Researchers at the University of Wyoming (UW) published the study in the journal Proceedings of the National Academy of Sciences. They found that even an increase in average temperature as small as 0.9 degrees Fahrenheit could heighten the chance of a wildfire in high altitudes exponentially, Climate Central reported.

Funded by the National Science Foundation (NSF), the research pointed to a three-degree-Fahrenheit rise in average temperature in Alaska over the last 50 years that coincided with wildfires growing in frequency and intensity.

"This project demonstrates the significance of historical records in addressing current issues," Thomas Baerwald, the NSF's program director for Geography and Spatial Sciences, said in a press release. "Scientists are working to understand the complex interactions among climate, vegetation, land use, fire and other factors.
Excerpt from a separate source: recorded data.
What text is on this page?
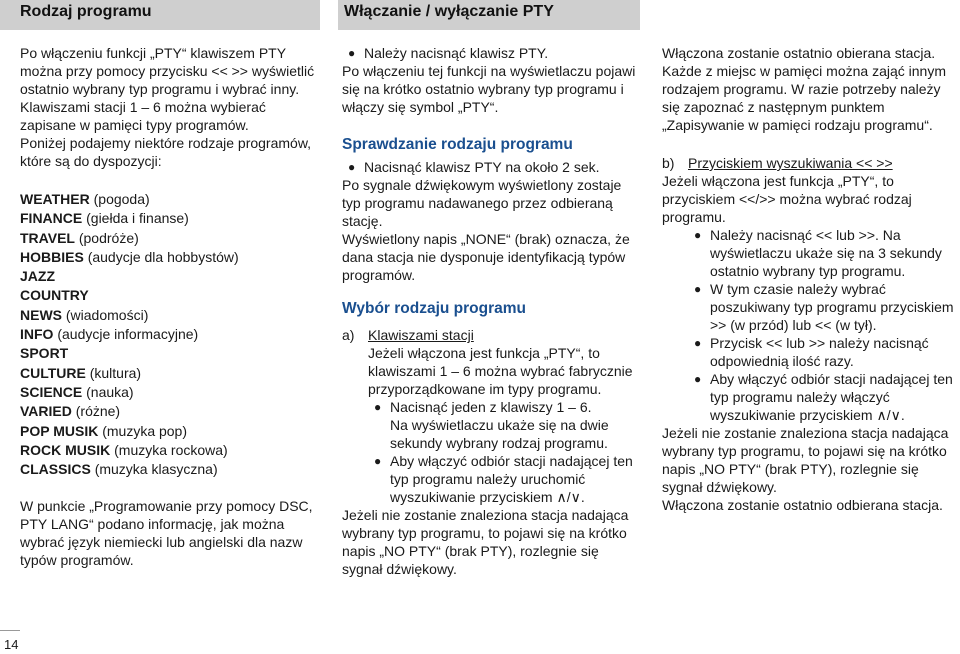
Rodzaj programu

Po włączeniu funkcji „PTY“ klawiszem PTY można przy pomocy przycisku << >> wyświetlić ostatnio wybrany typ programu i wybrać inny.

Klawiszami stacji 1 – 6 można wybierać zapisane w pamięci typy programów.

Poniżej podajemy niektóre rodzaje programów, które są do dyspozycji:

WEATHER (pogoda)
FINANCE (giełda i finanse)
TRAVEL (podróże)
HOBBIES (audycje dla hobbystów)
JAZZ
COUNTRY
NEWS (wiadomości)
INFO (audycje informacyjne)
SPORT
CULTURE (kultura)
SCIENCE (nauka)
VARIED (różne)
POP MUSIK (muzyka pop)
ROCK MUSIK (muzyka rockowa)
CLASSICS (muzyka klasyczna)

W punkcie „Programowanie przy pomocy DSC, PTY LANG“ podano informację, jak można wybrać język niemiecki lub angielski dla nazw typów programów.

Włączanie / wyłączanie PTY
● Należy nacisnąć klawisz PTY.

Po włączeniu tej funkcji na wyświetlaczu pojawi się na krótko ostatnio wybrany typ programu i włączy się symbol „PTY“.

Sprawdzanie rodzaju programu

● Nacisnąć klawisz PTY na około 2 sek.

Po sygnale dźwiękowym wyświetlony zostaje typ programu nadawanego przez odbieraną stację.

Wyświetlony napis „NONE“ (brak) oznacza, że dana stacja nie dysponuje identyfikacją typów programów.

Wybór rodzaju programu

a) Klawiszami stacji

Jeżeli włączona jest funkcja „PTY“, to klawiszami 1 – 6 można wybrać fabrycznie przyporządkowane im typy programu.

● Nacisnąć jeden z klawiszy 1 – 6.
Na wyświetlaczu ukaże się na dwie sekundy wybrany rodzaj programu.
● Aby włączyć odbiór stacji nadającej ten typ programu należy uruchomić wyszukiwanie przyciskiem ∧/∨.

Jeżeli nie zostanie znaleziona stacja nadająca wybrany typ programu, to pojawi się na krótko napis „NO PTY“ (brak PTY), rozlegnie się sygnał dźwiękowy.

Włączona zostanie ostatnio obierana stacja.

Każde z miejsc w pamięci można zająć innym rodzajem programu. W razie potrzeby należy się zapoznać z następnym punktem „Zapisywanie w pamięci rodzaju programu“.

b) Przyciskiem wyszukiwania << >>

Jeżeli włączona jest funkcja „PTY“, to przyciskiem <</>> można wybrać rodzaj programu.

● Należy nacisnąć << lub >>. Na wyświetlaczu ukaże się na 3 sekundy ostatnio wybrany typ programu.
● W tym czasie należy wybrać poszukiwany typ programu przyciskiem >> (w przód) lub << (w tył).
● Przycisk << lub >> należy nacisnąć odpowiednią ilość razy.
● Aby włączyć odbiór stacji nadającej ten typ programu należy włączyć wyszukiwanie przyciskiem ∧/∨.

Jeżeli nie zostanie znaleziona stacja nadająca wybrany typ programu, to pojawi się na krótko napis „NO PTY“ (brak PTY), rozlegnie się sygnał dźwiękowy.

Włączona zostanie ostatnio odbierana stacja.

14
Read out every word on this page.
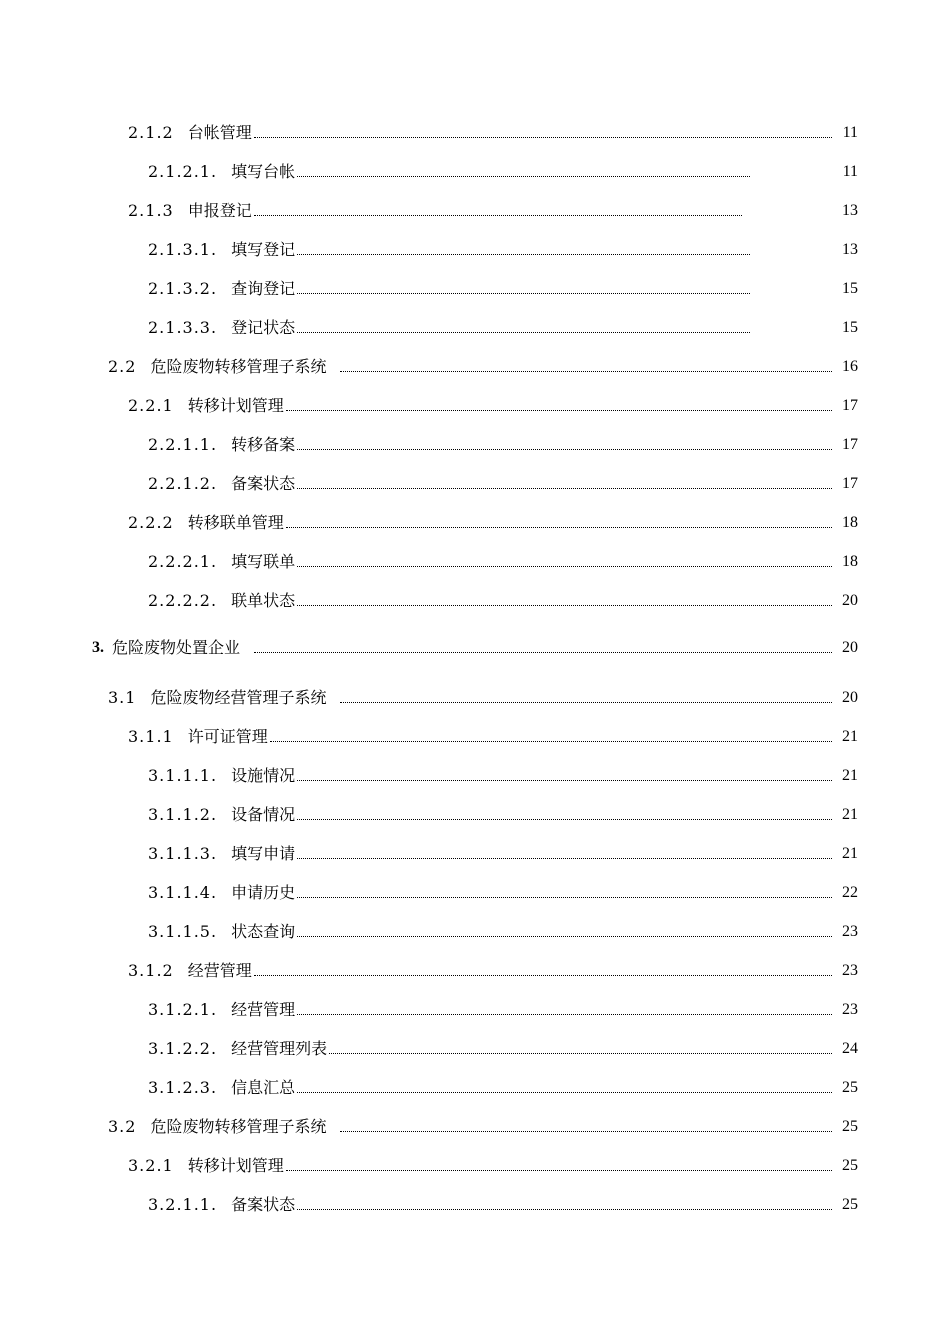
2.1.2 台帐管理	11
2.1.2.1. 填写台帐	11
2.1.3 申报登记	13
2.1.3.1. 填写登记	13
2.1.3.2. 查询登记	15
2.1.3.3. 登记状态	15
2.2 危险废物转移管理子系统	16
2.2.1 转移计划管理	17
2.2.1.1. 转移备案	17
2.2.1.2. 备案状态	17
2.2.2 转移联单管理	18
2.2.2.1. 填写联单	18
2.2.2.2. 联单状态	20
3. 危险废物处置企业	20
3.1 危险废物经营管理子系统	20
3.1.1 许可证管理	21
3.1.1.1. 设施情况	21
3.1.1.2. 设备情况	21
3.1.1.3. 填写申请	21
3.1.1.4. 申请历史	22
3.1.1.5. 状态查询	23
3.1.2 经营管理	23
3.1.2.1. 经营管理	23
3.1.2.2. 经营管理列表	24
3.1.2.3. 信息汇总	25
3.2 危险废物转移管理子系统	25
3.2.1 转移计划管理	25
3.2.1.1. 备案状态	25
The insights gained from such relationships in the past can provide new insights for understanding these processes today."

In particular danger of increasing odds of wildfires are mountain ranges like the Rockies.

"When we look into the past for evidence of these large wildfires we only see them one time when temperatures rose about 1°F," study lead author John Calder, a UW Ph.D. candidate, told Climate Central. "Our study then adds more evidence that the recent increase in large wildfires is related to climate change because the only time we see these types of large wildfires in the last 2,000 years is when we had a similar amount of warming.

"We don't know how the other mountain ranges burned in the region, but expanding this study into other mountain ranges is something I would like to do."